Развернувшись к нему лицом, отец остановился и уверенно, тоном опытного, но сохранившего искренность и участие, преподавателя, перебил, явно уловив суть всех не озвученных вслух доводов:
— Как я, уже я и поборолся. И еще поборюсь, сколько проживу. Ты пойми: я свои силы и сейчас понимаю, и тогда знал. Знал, что меня эта борьба только распаляет, и силы не уходили, потому что мне ничего на свете интереснее этого не было — вот что важно. Я иначе не могу. Мы с тобой говорили об этом, когда ты студентом был, помнишь же? — Дима кивнул. — Если б я только из принципа на правозащитную деятельность жизнь положил, от меня одна оболочка осталась бы. Сгорел бы за пару лет. Вот ты, сын, можешь то же про себя сказать? Что ничем другим заниматься не хочется? — Отец посмотрел на него пристально, как рентгеном просвечивал на предмет сожалений об утраченных возможностях. Обмануть или обмануться под таким взглядом не выходило.
Дима не мог отрицать, что в корпоративке ему было интереснее. Плодотворнее. Работалось в радость без необходимости приносить себя в жертву ради высшей цели. Всегда был видим и достижим конкретный результат и задел на будущее; как юрист он был избавлен от опустошающей, напрасной борьбы против неработающих, увечащих жизни законов, в которой успех по большей части измерялся единичными победами без возможности добиться качественных изменений в сложившейся практике, — не то, что он смог бы выносить из года в год.
Однако временами его устоявшаяся позиция вдруг становилась шаткой, как в юности, когда он долго не осмеливался выбрать между тем, что по-настоящему нравилось, и тем, что получалось, не вызывая большого интереса, но приближало к вершине отцовского олимпа.
Что тогда, что сейчас Дима решал одну и ту же проблему: остается ли он достойным уважения человеком, если бездействует там, где мог бы при желании сделать много полезного, хотя бы и в тягость себе?
Ожидаемо, батя расставил все по своим местам. Диме оставалось только покачать головой, признавая верный смысл прозвучавшего.
— Не могу.
Отец кивнул, словно знал все его мысли наперед.
— Вот и все.

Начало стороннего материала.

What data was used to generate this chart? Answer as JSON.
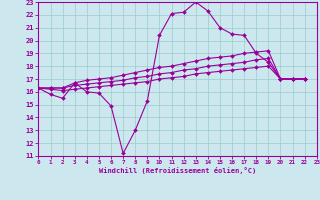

Каждому свое. Дело не в геройстве, а в призвании. Ты свое нашел. Сейчас почему об этом задумался? Или раньше отмалчивался?
Делать из причины, подтолкнувшей его к очередной оценке приоритетов, секрет Дима не стал. Хотел сначала, но возникло желание объясниться. Может быть, так люди и подсаживаются на исповеди: то в одном признаешься, то в другом — и сам не заметишь.
— Лара, — произнес он коротко и сделал паузу, словно одно имя являлось достаточно информативным. — Столько смотрю на то, что она делает, и…
— Лара? Девушка твоя? Тоже юрист? — Сложив одно к другому, батя сделал выводы и мгновенно обрел вид крайне заинтересованного в дальнейшем обсуждении человека.
Гадая, что и каким образом можно рассказать, Дима замялся, подбирая для спутанных впечатлений и чувств, в которых он не успел разобраться до конца, наиболее подходящие слова.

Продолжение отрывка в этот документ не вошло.